Fourth, while we strove to provide a reasonably solid test of the reasons hypothesis in Study 1b by making use of several different operationalizations, our test is still not air-tight. For example, because people’s introspective access into their own judgment and decision-making is frequently inaccurate (Nisbett and Wilson 1977; Wilson and Dunn 2004), there is doubt about the evidential weight of our self-report questions. Also, our NFC-5 had poor internal consistency, meaning that the results involving it need to be taken with a large grain of salt. One way to do better would be to directly manipulate reflective engagement with the dilemmas. For example, participants could be asked to read a series of arguments against their judgments on certain dilemmas between waves (cf., Stanley et al. 2017). Future research along these lines could provide more decisive evidence for or against the reasons hypothesis.

Fifth, in addition to the reasons hypothesis, we also probed two other potential explanations. First, to find out whether sacrificial dilemmas give rise to more unstable moral judgments than other scenarios or statements, we compared our results with a sampling of test-retest correlations from instruments involving other moral judgments. However, the other studies included in this comparison differ from ours in multiple respects (e.g., different rating scales; longer delay between waves), which limits the confidence one should have in this comparison. Future research should explore the stability of moral judgments about different types of stimuli (sacrificial dilemmas, moral statements, etc.) in the same sample of participants.

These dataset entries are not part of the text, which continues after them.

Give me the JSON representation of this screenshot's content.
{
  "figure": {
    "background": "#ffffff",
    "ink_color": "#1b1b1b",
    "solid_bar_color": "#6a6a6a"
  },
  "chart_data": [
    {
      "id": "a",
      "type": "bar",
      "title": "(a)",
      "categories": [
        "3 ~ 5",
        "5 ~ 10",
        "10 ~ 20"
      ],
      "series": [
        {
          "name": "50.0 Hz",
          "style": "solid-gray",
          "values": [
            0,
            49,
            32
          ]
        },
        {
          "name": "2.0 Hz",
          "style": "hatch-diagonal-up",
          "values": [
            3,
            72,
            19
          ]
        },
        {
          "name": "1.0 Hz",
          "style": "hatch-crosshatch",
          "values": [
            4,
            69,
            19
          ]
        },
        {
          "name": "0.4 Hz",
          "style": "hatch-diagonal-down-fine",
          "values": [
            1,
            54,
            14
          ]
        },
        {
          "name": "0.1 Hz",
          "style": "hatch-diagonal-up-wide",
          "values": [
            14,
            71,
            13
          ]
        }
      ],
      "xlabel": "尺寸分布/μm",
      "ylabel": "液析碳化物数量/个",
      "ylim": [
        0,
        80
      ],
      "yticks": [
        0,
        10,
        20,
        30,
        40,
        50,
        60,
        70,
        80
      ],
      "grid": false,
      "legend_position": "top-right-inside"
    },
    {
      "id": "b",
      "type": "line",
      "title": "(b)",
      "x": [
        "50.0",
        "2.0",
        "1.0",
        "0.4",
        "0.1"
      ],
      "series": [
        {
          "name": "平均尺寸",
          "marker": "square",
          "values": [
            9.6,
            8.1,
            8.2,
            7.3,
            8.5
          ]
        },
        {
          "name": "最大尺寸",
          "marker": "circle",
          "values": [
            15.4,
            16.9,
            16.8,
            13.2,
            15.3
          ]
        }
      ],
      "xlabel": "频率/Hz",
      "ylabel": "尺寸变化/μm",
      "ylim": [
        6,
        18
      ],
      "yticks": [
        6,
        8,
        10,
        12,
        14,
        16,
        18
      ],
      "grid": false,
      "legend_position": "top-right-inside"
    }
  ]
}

Sixth, to find out whether most rating changes occur because people are more confident in their moral judgments the second time around, we analyzed whether participants tended to give more extreme ratings in the second wave than in the first wave. However, it is not clear that more extreme rating can always be interpreted as more confident ratings, and so our study can only shed limited light on this explanation. A straight-forward way to do better would be to ask participants for a confidence rating, in addition to their moral judgment.

Finally, our study did not test other potential explanations for instability, such as the influence of situational factors on moral judgment. One way for future research to investigate this would be to record (for example, via self-report) the presence or absence of different likely situational influences in the situation when people make moral judgments, and then to find out whether this predicts moral instability. We encourage such research.